* OB-gyne = P250.00 / visit
* maternity bill (normal delivery) = P25,000.00
* maternity bill (ceasarian section) = P80,000.00
* iPD vaccine = P4,000.00 x 3
* rotavirus vaccine = P3000.00 x 2
* 900 g infant formula = P860.00
* sleepless nights = PRICELESS
Apparently, mom and dad are still going to have to think twice before giving me a baby sister, unless of course they want their payday loans for the next three years to be forcibly grabbed by little baby sister and me. Hehehe.
Mom graduated college five years ago and my Aunt Bebeth is already in Med School but she says that she’s still paying for a cash advance loan she got many years ago. She might just be exaggerating, but it’s probably close to the truth.
Grandma Jebe is the greatest woman I know. When she grows old, I’m going to take care of her.
Big foreheads run on my mom's side of the family. I just hope that equates to big brains.. or I'm toast.
The day I was able to sit on a high chair at Jollibee was more important to my parents than the day Ninoy Aquino died for our country.
Me: That's mom, dad and me. We are the cam whor--Mom: Iago!
Me: What? I was just gonna say "family".
Mom: Iago Francis..
Me: Uh, ok mom, my bad.
My mom has a lot of pretty friends.I bet they instantly felt the pressure of bearing a cute and talented baby after they saw me.

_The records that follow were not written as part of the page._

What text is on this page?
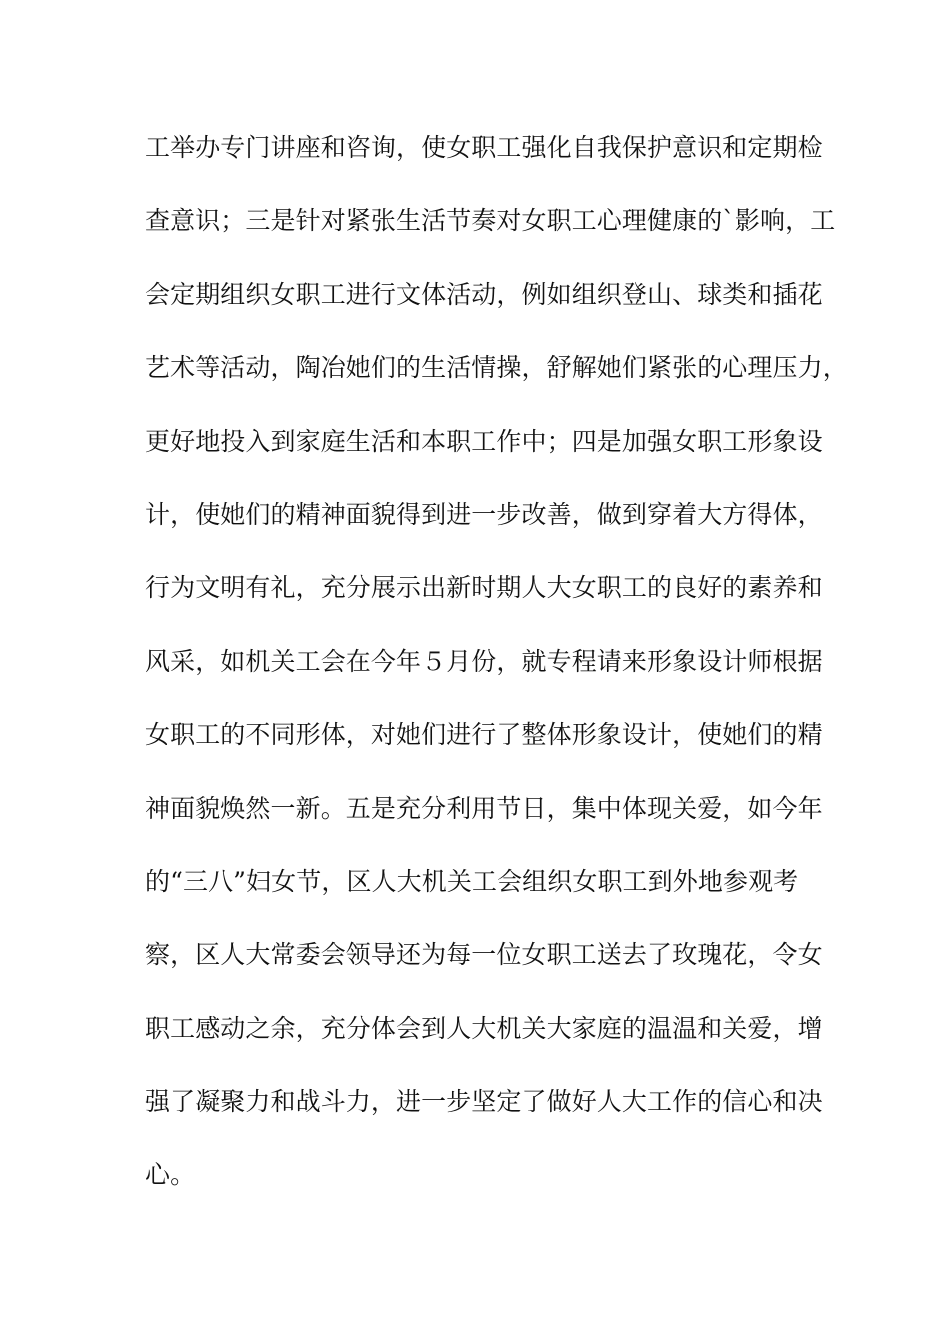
工举办专门讲座和咨询，使女职工强化自我保护意识和定期检
查意识；三是针对紧张生活节奏对女职工心理健康的`影响，工
会定期组织女职工进行文体活动，例如组织登山、球类和插花
艺术等活动，陶冶她们的生活情操，舒解她们紧张的心理压力，
更好地投入到家庭生活和本职工作中；四是加强女职工形象设
计，使她们的精神面貌得到进一步改善，做到穿着大方得体，
行为文明有礼，充分展示出新时期人大女职工的良好的素养和
风采，如机关工会在今年５月份，就专程请来形象设计师根据
女职工的不同形体，对她们进行了整体形象设计，使她们的精
神面貌焕然一新。五是充分利用节日，集中体现关爱，如今年
的“三八”妇女节，区人大机关工会组织女职工到外地参观考
察，区人大常委会领导还为每一位女职工送去了玫瑰花，令女
职工感动之余，充分体会到人大机关大家庭的温温和关爱，增
强了凝聚力和战斗力，进一步坚定了做好人大工作的信心和决
心。
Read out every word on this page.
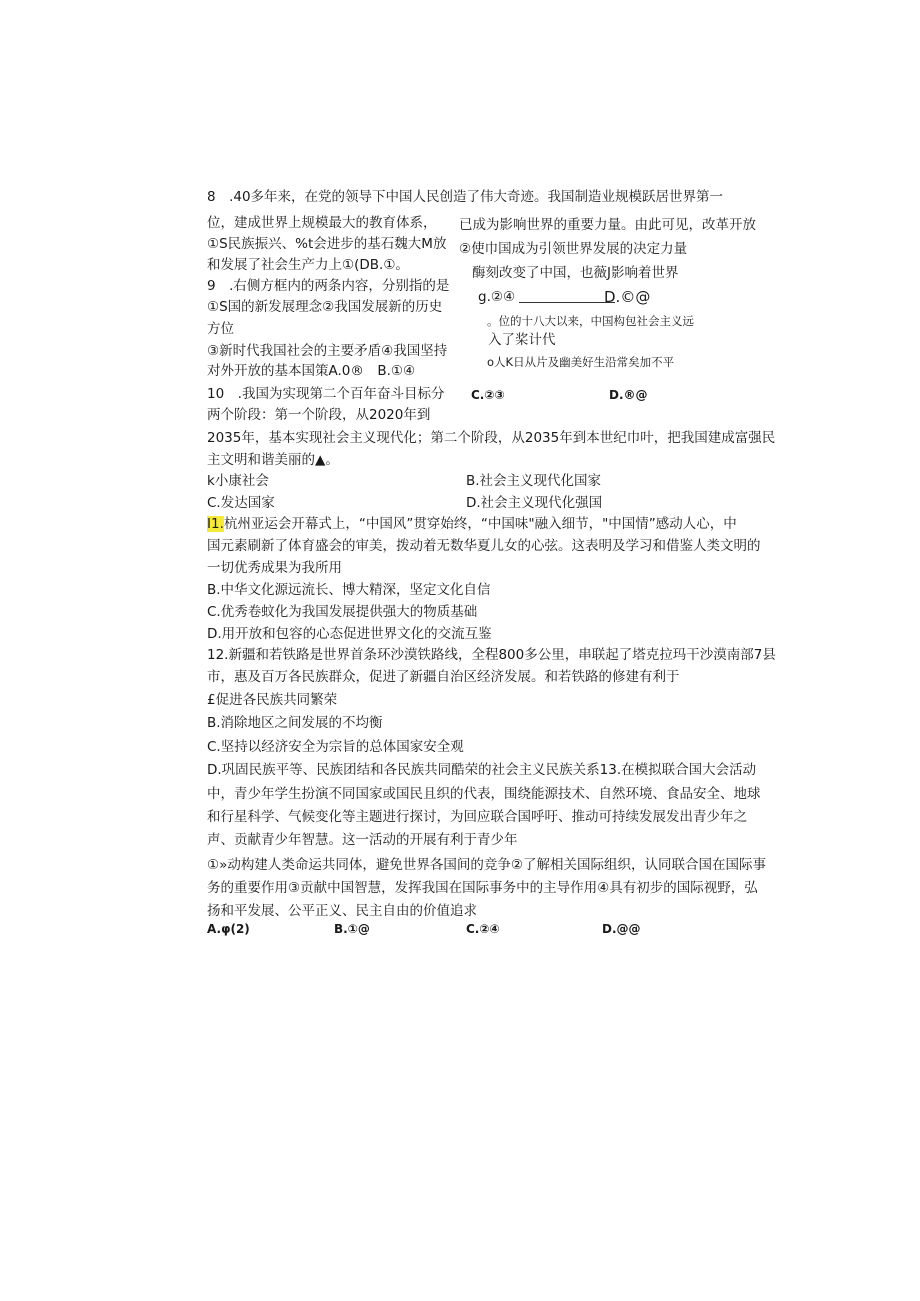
8　.40多年来，在党的领导下中国人民创造了伟大奇迹。我国制造业规模跃居世界第一
位，建成世界上规模最大的教育体系， 已成为影响世界的重要力量。由此可见，改革开放
①S民族振兴、%t会进步的基石魏大M放 ②使巾国成为引领世界发展的决定力量
和发展了社会生产力上①(DB.①。	酶刻改变了中国，也薇J影响着世界
9　.右侧方框内的两条内容，分别指的是
g.②④	D.©@
①S国的新发展理念②我国发展新的历史
。位的十八大以来，中国构包社会主义远
方位
入了桨计代
③新时代我国社会的主要矛盾④我国坚持
o人K日从片及幽美好生沿常矣加不平
对外开放的基本国策A.0®　B.①④
10　.我国为实现第二个百年奋斗目标分 C.②③	D.®@
两个阶段：第一个阶段，从2020年到
2035年，基本实现社会主义现代化；第二个阶段，从2035年到本世纪巾叶，把我国建成富强民
主文明和谐美丽的▲。
k小康社会	B.社会主义现代化国家
C.发达国家	D.社会主义现代化强国
I1.杭州亚运会开幕式上，“中国风”贯穿始终，“中国味"融入细节，"中国情”感动人心，中
国元素刷新了体育盛会的审美，拨动着无数华夏儿女的心弦。这表明及学习和借鉴人类文明的
一切优秀成果为我所用
B.中华文化源远流长、博大精深，坚定文化自信
C.优秀卷蚊化为我国发展提供强大的物质基础
D.用开放和包容的心态促进世界文化的交流互鉴
12.新疆和若铁路是世界首条环沙漠铁路线，全程800多公里，串联起了塔克拉玛干沙漠南部7县
市，惠及百万各民族群众，促进了新疆自治区经济发展。和若铁路的修建有利于
£促进各民族共同繁荣
B.消除地区之间发展的不均衡
C.坚持以经济安全为宗旨的总体国家安全观
D.巩固民族平等、民族团结和各民族共同酷荣的社会主义民族关系13.在模拟联合国大会活动
中，青少年学生扮演不同国家或国民且织的代表，围绕能源技术、自然环境、食品安全、地球
和行星科学、气候变化等主题进行探讨，为回应联合国呼吁、推动可持续发展发出青少年之
声、贡献青少年智慧。这一活动的开展有利于青少年
①»动构建人类命运共同体，避免世界各国间的竞争②了解相关国际组织，认同联合国在国际事
务的重要作用③贡献中国智慧，发挥我国在国际事务中的主导作用④具有初步的国际视野，弘
扬和平发展、公平正义、民主自由的价值追求
A.φ(2)	B.①@	C.②④	D.@@
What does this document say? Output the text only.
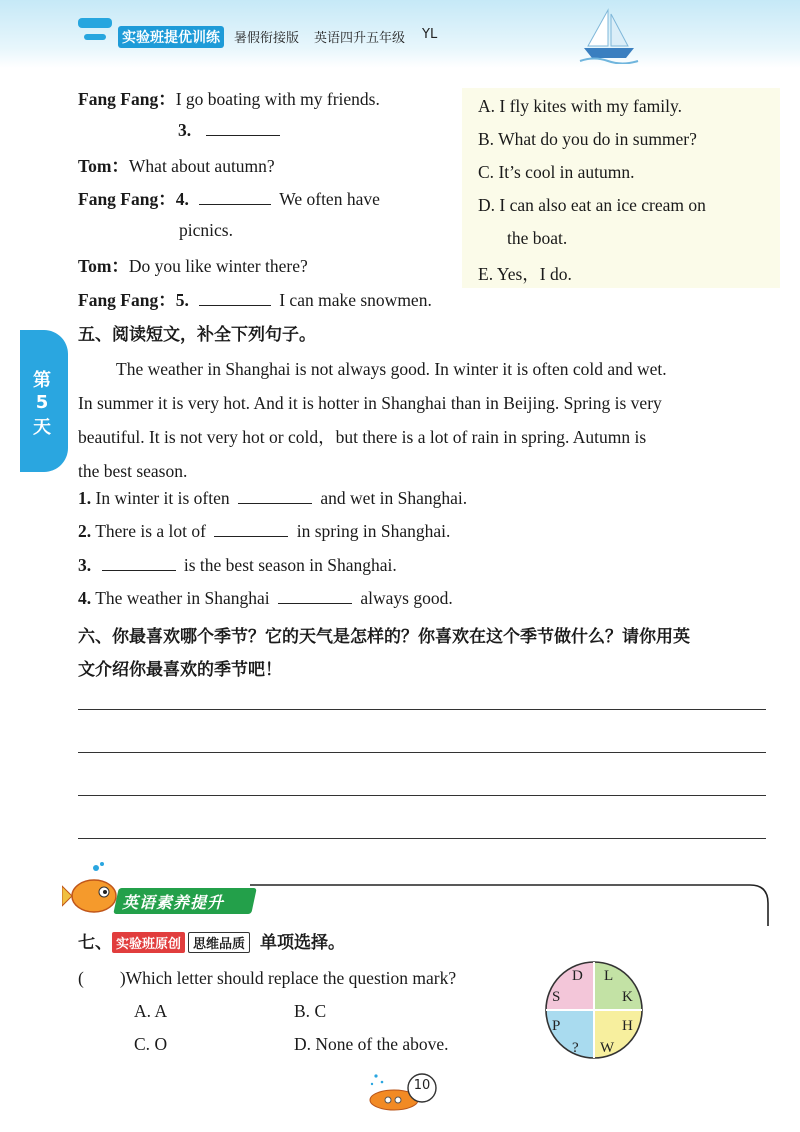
实验班提优训练	暑假衔接版 英语四升五年级 YL
第
5
天
Fang Fang：I go boating with my friends.
3.
Tom：What about autumn?
Fang Fang：4.	We often have
picnics.
Tom：Do you like winter there?
Fang Fang：5.	I can make snowmen.
A. I fly kites with my family.
B. What do you do in summer?
C. It’s cool in autumn.
D. I can also eat an ice cream on
the boat.
E. Yes，I do.
五、阅读短文，补全下列句子。
The weather in Shanghai is not always good. In winter it is often cold and wet.
In summer it is very hot. And it is hotter in Shanghai than in Beijing. Spring is very
beautiful. It is not very hot or cold，but there is a lot of rain in spring. Autumn is
the best season.
1. In winter it is often	and wet in Shanghai.
2. There is a lot of	in spring in Shanghai.
3.	is the best season in Shanghai.
4. The weather in Shanghai	always good.
六、你最喜欢哪个季节？它的天气是怎样的？你喜欢在这个季节做什么？请你用英
文介绍你最喜欢的季节吧！
英语素养提升
七、 实验班原创 思维品质 单项选择。
( )Which letter should replace the question mark?
A. A	B. C
C. O	D. None of the above.
D L
S	K
P	H
? W
10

My evil mom accidentally dripped shampoo on my eyes.Now I look like Captain Piggy Barbosa without the eyepatch.
OK mom, you HAD a nice waist. I'll give you 60 seconds.Tell me when you're done and I'll escort you back to reality.
I have 12 years to practice this move before my mommy even allows me to look at girls other than her.
Mom and I have this sort of love-hate relationship going on, but we make it a point to kiss and make up by the end of the day.
Mom, is this another one of your futile attempts to give me a baby sister?If your answer is no, then good --because I'm not a friggin' schizo!
.. to think this is the same lady who asks everybody not to kiss me on the lips.38,458,239 microbes and counting.
Nationalistic baby throwing a tantrum over the high price of rice and gasoline! See page 36 for details.
Do not be decieved by my disappearing hands. As Kobe Bryant used to say, "It's jus' Hollywood baby."
You just gave birth to me, I'll give you that.-- but is that reason enough to look like a rape victim?
I'm going to ask Auntie Bebeth for a refund on my medical checkups because she didn't finish med school earlier.
Me: You have to double click that widget on the right dad.
Dad: Asa ani? Kani?
Me: Duh, that one just below the google tool bar.
Do I look like the late-Fernando-Poe-Jr.-in-diapers?
I kicked so hard and so fast so fell asleep on my floater. My alien mom laughed first, before taking me out of the water.
Auntie Bebeth's boyfriend is going to be a pediatric neurosurgeon.My mommy said that's someone who operates on babies brains.